In last year’s tournament, Racine received MVP honors as the Wolverines defeated Michigan State. It was a statement win for Michigan and a turning point in the season.
Wednesday, the senior appeared to be headed in a different direction all together, and quickly.
Michigan Tech’s Mark Auk added another goal to put the Wolverines in a 0-2 hole. The early collapse was reminiscent of other disappointing performances this season and was marked by tentative play in both ends.
In the second period, Michigan finally found the next gear. Bodies flew into the corner and forwards crashed the net with abandon. Standout freshman forward Kyle Connor was one of the only players generating chances in the first, but the entire Michigan offense came alive after the intermission.
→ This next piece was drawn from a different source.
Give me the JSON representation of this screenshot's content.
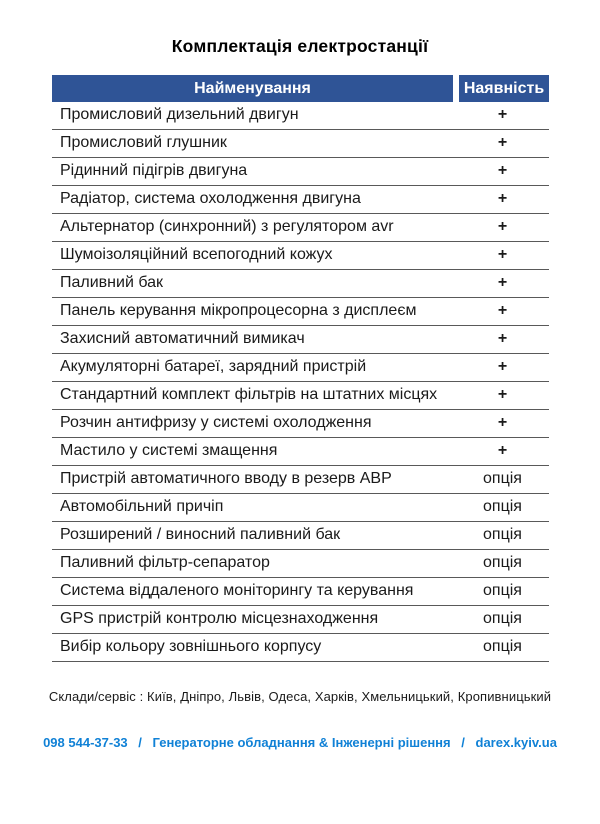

Michigan netted two goals in first seven minutes of the period, evening the score on tallies from sophomore Tony Calderone and junior Tyler Motte. Connor continued his impressive weekend, bringing his total to three points in the tournament and earning MVP honors.
Despite a tightly contested finish to the period, the Wolverines broke through and netted the game-winning goal with less than a minute to play. The rush started out of the defensive end as Piazza advanced the puck to senior forward Boo Nieves in the neutral zone. The dynamic attack and fluid passing was a perfect example of Michigan’s offense in top form.
Junior forward Alex Kile found the rebound in front and blew it past the Huskies’ goaltender. The one-goal lead held through a defensive third period.
Racine turned his game around in the third, stopping 27 shots in total and later being named to the all-tournament team. To be sure, there were avoidable mishaps here and there, but the senior stepped out to challenge pucks and aggressively protect his crease.
After the empty-net goal sealed Michigan’s 17th tournament championship, the team poured onto the ice with all smiles. The win didn’t come easily, but it was a gutsy performance that the Wolverines will gladly let ring in the new year.